A few hours later after forgetting that I'd kept this running, I've noticed the glitch has gotten significantly worse than before. Probably doesn't have anything to do with anything, but I've never seen it go this crazy - some modules are dimmed, some of them have many more lines of dead pixels... very strange.

ezgif com-optimize

drspangle commented 6 years ago

Checking in on this... shipping delays have prevented me from getting the new SD card to see if that at least resolves the performance issues, but I have the pi zero-w so I will begin getting that set up as soon as possible to test @rm-hull's theory.

rm-hull commented 6 years ago

Good stuff ... just out of interest, what's the power supply you're using?

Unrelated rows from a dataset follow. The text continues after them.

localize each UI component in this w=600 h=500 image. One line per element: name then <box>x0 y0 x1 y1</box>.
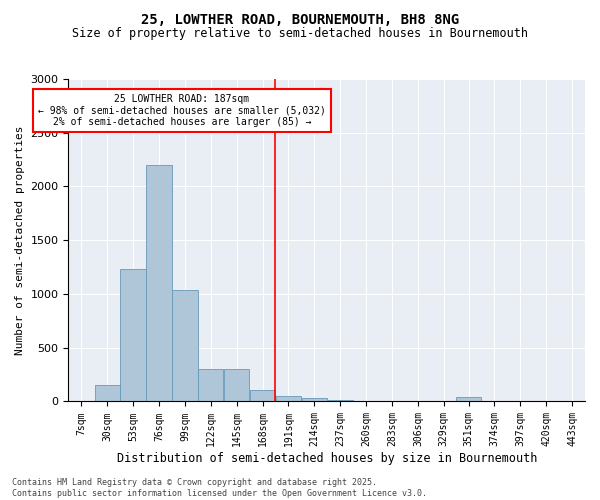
Y-axis label: Number of semi-detached properties: Number of semi-detached properties <box>15 126 25 355</box>
Bar <box>456 397 481 402</box>
Bar <box>198 369 223 402</box>
Text: 25, LOWTHER ROAD, BOURNEMOUTH, BH8 8NG: 25, LOWTHER ROAD, BOURNEMOUTH, BH8 8NG <box>141 12 459 26</box>
Bar <box>302 398 327 402</box>
Bar <box>146 165 172 402</box>
Text: 25 LOWTHER ROAD: 187sqm
← 98% of semi-detached houses are smaller (5,032)
2% of : 25 LOWTHER ROAD: 187sqm ← 98% of semi-de… <box>38 94 326 126</box>
Text: Size of property relative to semi-detached houses in Bournemouth: Size of property relative to semi-detach… <box>72 28 528 40</box>
Bar <box>276 396 301 402</box>
Bar <box>172 290 197 402</box>
Bar <box>121 270 146 402</box>
Bar <box>328 400 353 402</box>
Bar <box>95 386 120 402</box>
X-axis label: Distribution of semi-detached houses by size in Bournemouth: Distribution of semi-detached houses by … <box>116 452 537 465</box>
Bar <box>250 390 275 402</box>
Bar <box>224 369 250 402</box>
Text: Contains HM Land Registry data © Crown copyright and database right 2025.
Contai: Contains HM Land Registry data © Crown c… <box>12 478 427 498</box>
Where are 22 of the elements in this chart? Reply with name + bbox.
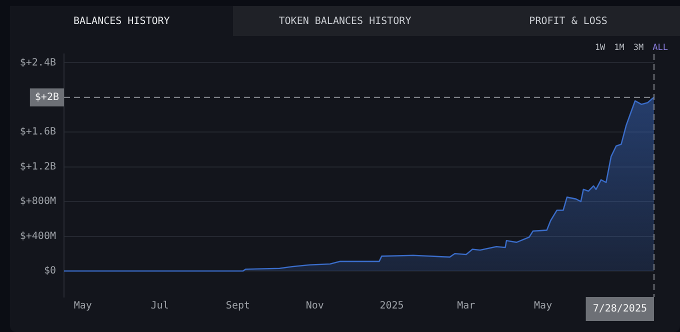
y-tick-label: $+1.2B: [20, 161, 56, 172]
x-tick-label: Nov: [306, 300, 324, 312]
text: ALL: [652, 43, 668, 53]
y-tick-label: $+1.6B: [20, 126, 56, 138]
ref-line-label: $+2B: [34, 92, 60, 103]
text: TOKEN BALANCES HISTORY: [233, 6, 457, 36]
text: BALANCES HISTORY: [10, 6, 234, 36]
y-tick-label: $+2.4B: [20, 57, 56, 68]
y-tick-label: $0: [44, 266, 56, 277]
x-tick-label: 2025: [380, 300, 404, 312]
x-tick-label: Jul: [150, 300, 169, 312]
text: 1W: [594, 43, 606, 53]
y-tick-label: $+800M: [20, 196, 56, 208]
x-tick-label: Mar: [457, 300, 476, 312]
x-tick-label: May: [74, 300, 92, 312]
text: 3M: [633, 43, 644, 53]
ref-line-label: 7/28/2025: [592, 304, 647, 315]
x-tick-label: Sept: [226, 300, 250, 312]
y-tick-label: $+400M: [20, 230, 56, 242]
text: 1M: [614, 43, 624, 53]
x-tick-label: May: [534, 300, 552, 312]
text: PROFIT & LOSS: [456, 6, 680, 36]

drspangle commented 6 years ago

This is where I sourced it. I ran some tests on it and it's very stable, very little ripple and reasonable thermal efficiency for a cheap power supply. It's 5V 30A peak.

drspangle commented 6 years ago

@rm-hull Any updates on this? I have everything I need to test this on a "clean" setup. Could you give me some idea of precisely what setup steps you'd like me to take to ensure I don't introduce anything extraneous, or that might mislead me during troubleshooting? Should I just follow https://luma-led-matrix.readthedocs.io/en/latest/install.html precisely and take notes about anything unusual?

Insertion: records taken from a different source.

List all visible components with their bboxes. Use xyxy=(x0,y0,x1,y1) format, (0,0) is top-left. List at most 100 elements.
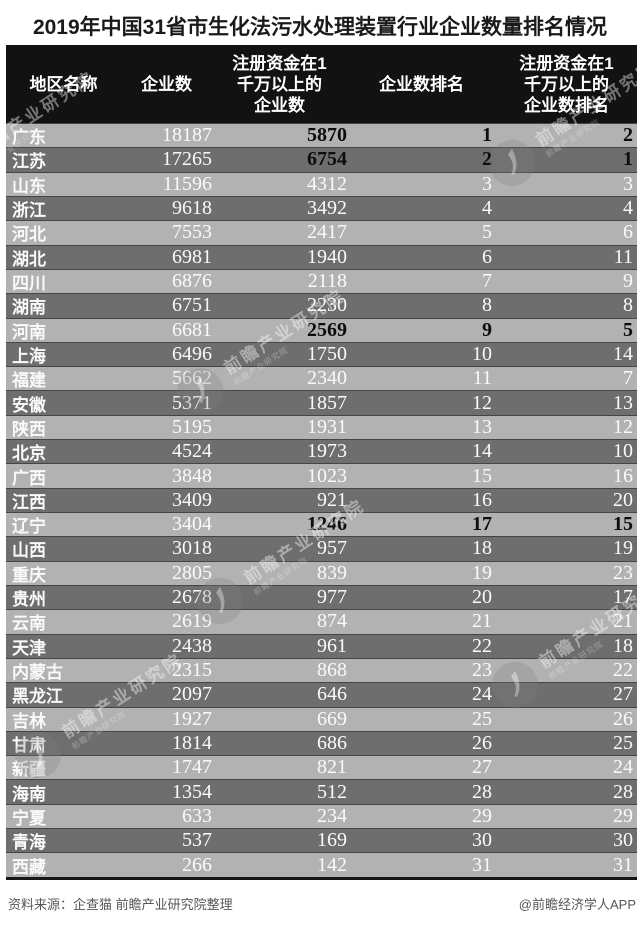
column-header: 企业数排名 xyxy=(379,74,464,94)
table-row: 上海 6496 1750 10 14 xyxy=(6,341,637,367)
table-row: 内蒙古 2315 868 23 22 xyxy=(6,657,637,683)
reg-capital-rank-cell: 12 xyxy=(613,415,633,438)
region-name-cell: 河南 xyxy=(12,322,46,342)
company-count-cell: 633 xyxy=(182,804,212,827)
table-row: 福建 5662 2340 11 7 xyxy=(6,366,637,391)
count-rank-cell: 2 xyxy=(482,148,492,171)
reg-capital-count-cell: 512 xyxy=(317,780,347,803)
region-name-cell: 安徽 xyxy=(12,395,46,415)
company-count-cell: 3404 xyxy=(172,513,212,536)
reg-capital-rank-cell: 1 xyxy=(623,148,633,171)
reg-capital-rank-cell: 7 xyxy=(623,367,633,390)
company-count-cell: 537 xyxy=(182,829,212,852)
column-header: 地区名称 xyxy=(29,74,98,94)
reg-capital-count-cell: 646 xyxy=(317,683,347,706)
reg-capital-count-cell: 669 xyxy=(317,707,347,730)
reg-capital-rank-cell: 25 xyxy=(613,731,633,754)
table-row: 山西 3018 957 18 19 xyxy=(6,536,637,561)
region-name-cell: 上海 xyxy=(12,346,46,366)
region-name-cell: 重庆 xyxy=(12,565,46,585)
table-row: 贵州 2678 977 20 17 xyxy=(6,584,637,610)
company-count-cell: 1927 xyxy=(172,707,212,730)
company-count-cell: 6496 xyxy=(172,342,212,365)
column-header: 企业数 xyxy=(141,74,192,94)
table-row: 江西 3409 921 16 20 xyxy=(6,487,637,512)
reg-capital-count-cell: 961 xyxy=(317,634,347,657)
column-header: 注册资金在1 千万以上的 企业数 xyxy=(232,53,327,115)
table-row: 天津 2438 961 22 18 xyxy=(6,633,637,658)
table-row: 山东 11596 4312 3 3 xyxy=(6,171,637,196)
count-rank-cell: 25 xyxy=(472,707,492,730)
region-name-cell: 四川 xyxy=(12,274,46,294)
count-rank-cell: 21 xyxy=(472,610,492,633)
reg-capital-rank-cell: 2 xyxy=(623,124,633,147)
region-name-cell: 宁夏 xyxy=(12,808,46,828)
column-header: 注册资金在1 千万以上的 企业数排名 xyxy=(519,53,614,115)
reg-capital-count-cell: 1023 xyxy=(307,464,347,487)
reg-capital-count-cell: 6754 xyxy=(307,148,347,171)
reg-capital-count-cell: 839 xyxy=(317,561,347,584)
company-count-cell: 11596 xyxy=(162,172,212,195)
table-row: 黑龙江 2097 646 24 27 xyxy=(6,682,637,707)
count-rank-cell: 4 xyxy=(482,197,492,220)
reg-capital-rank-cell: 3 xyxy=(623,172,633,195)
count-rank-cell: 5 xyxy=(482,221,492,244)
ranking-table: 地区名称 企业数 注册资金在1 千万以上的 企业数 企业数排名 注册资金在1 千万以上的 企业数… xyxy=(6,45,637,880)
table-header-row: 地区名称 企业数 注册资金在1 千万以上的 企业数 企业数排名 注册资金在1 千万以上的 企业数… xyxy=(6,45,637,123)
reg-capital-count-cell: 1246 xyxy=(307,513,347,536)
reg-capital-rank-cell: 8 xyxy=(623,294,633,317)
region-name-cell: 江西 xyxy=(12,492,46,512)
reg-capital-count-cell: 5870 xyxy=(307,124,347,147)
count-rank-cell: 7 xyxy=(482,270,492,293)
reg-capital-count-cell: 2340 xyxy=(307,367,347,390)
reg-capital-count-cell: 1857 xyxy=(307,391,347,414)
reg-capital-count-cell: 977 xyxy=(317,586,347,609)
count-rank-cell: 6 xyxy=(482,245,492,268)
table-row: 湖南 6751 2230 8 8 xyxy=(6,293,637,318)
table-row: 广东 18187 5870 1 2 xyxy=(6,123,637,148)
reg-capital-rank-cell: 28 xyxy=(613,780,633,803)
table-row: 江苏 17265 6754 2 1 xyxy=(6,147,637,172)
reg-capital-rank-cell: 16 xyxy=(613,464,633,487)
table-row: 安徽 5371 1857 12 13 xyxy=(6,390,637,415)
reg-capital-count-cell: 4312 xyxy=(307,172,347,195)
count-rank-cell: 15 xyxy=(472,464,492,487)
region-name-cell: 山东 xyxy=(12,176,46,196)
reg-capital-count-cell: 2417 xyxy=(307,221,347,244)
reg-capital-count-cell: 3492 xyxy=(307,197,347,220)
reg-capital-rank-cell: 9 xyxy=(623,270,633,293)
region-name-cell: 海南 xyxy=(12,784,46,804)
company-count-cell: 3409 xyxy=(172,488,212,511)
reg-capital-rank-cell: 10 xyxy=(613,440,633,463)
company-count-cell: 2438 xyxy=(172,634,212,657)
region-name-cell: 内蒙古 xyxy=(12,663,63,683)
company-count-cell: 3848 xyxy=(172,464,212,487)
reg-capital-rank-cell: 17 xyxy=(613,586,633,609)
table-row: 海南 1354 512 28 28 xyxy=(6,779,637,804)
company-count-cell: 6751 xyxy=(172,294,212,317)
credit-note: @前瞻经济学人APP xyxy=(518,897,636,912)
table-row: 青海 537 169 30 30 xyxy=(6,828,637,853)
count-rank-cell: 3 xyxy=(482,172,492,195)
region-name-cell: 福建 xyxy=(12,371,46,391)
table-row: 宁夏 633 234 29 29 xyxy=(6,803,637,829)
count-rank-cell: 14 xyxy=(472,440,492,463)
company-count-cell: 5371 xyxy=(172,391,212,414)
reg-capital-rank-cell: 26 xyxy=(613,707,633,730)
reg-capital-rank-cell: 24 xyxy=(613,756,633,779)
region-name-cell: 江苏 xyxy=(12,152,46,172)
count-rank-cell: 28 xyxy=(472,780,492,803)
reg-capital-rank-cell: 15 xyxy=(613,513,633,536)
reg-capital-rank-cell: 27 xyxy=(613,683,633,706)
table-row: 吉林 1927 669 25 26 xyxy=(6,706,637,731)
company-count-cell: 2315 xyxy=(172,659,212,682)
count-rank-cell: 29 xyxy=(472,804,492,827)
page-title: 2019年中国31省市生化法污水处理装置行业企业数量排名情况 xyxy=(32,16,608,39)
company-count-cell: 6681 xyxy=(172,318,212,341)
company-count-cell: 2805 xyxy=(172,561,212,584)
reg-capital-count-cell: 1750 xyxy=(307,342,347,365)
company-count-cell: 2678 xyxy=(172,586,212,609)
reg-capital-rank-cell: 20 xyxy=(613,488,633,511)
region-name-cell: 陕西 xyxy=(12,419,46,439)
region-name-cell: 广西 xyxy=(12,468,46,488)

rm-hull commented 6 years ago

Yes- just follow the install instructions please and report back. Thanks.

drspangle commented 6 years ago

@rm-hull I finally got a chance to test with a brand new Raspberry Pi Zero-W using the same powersupply and a brand new microSDHC card. Here's what the performance results look like:

pi@raspberrypi:/home/shared/luma.examples $ python examples/perfloop.py -f conmax7219.conf --width=192 --height=8 --block-orientation=90
Testing display rendering performance
Press Ctrl-C to abort test

Version: luma.led_matrix 1.0.7 (luma.core 1.3.0)
Display: max7219
Interface: spi
Dimensions: 192 x 8
------------------------------------------------------------
#### iter =   1271: render time = 44.08 ms, frame rate = 22.52 FPS

Pretty lousy. Next test for tonight, after wiring up all the display modules, is to see whether the display glitch/corruption occurs. Note that I'm using python2.7 rather than python3. That didn't seem to make any difference before, however. This is on a fresh image.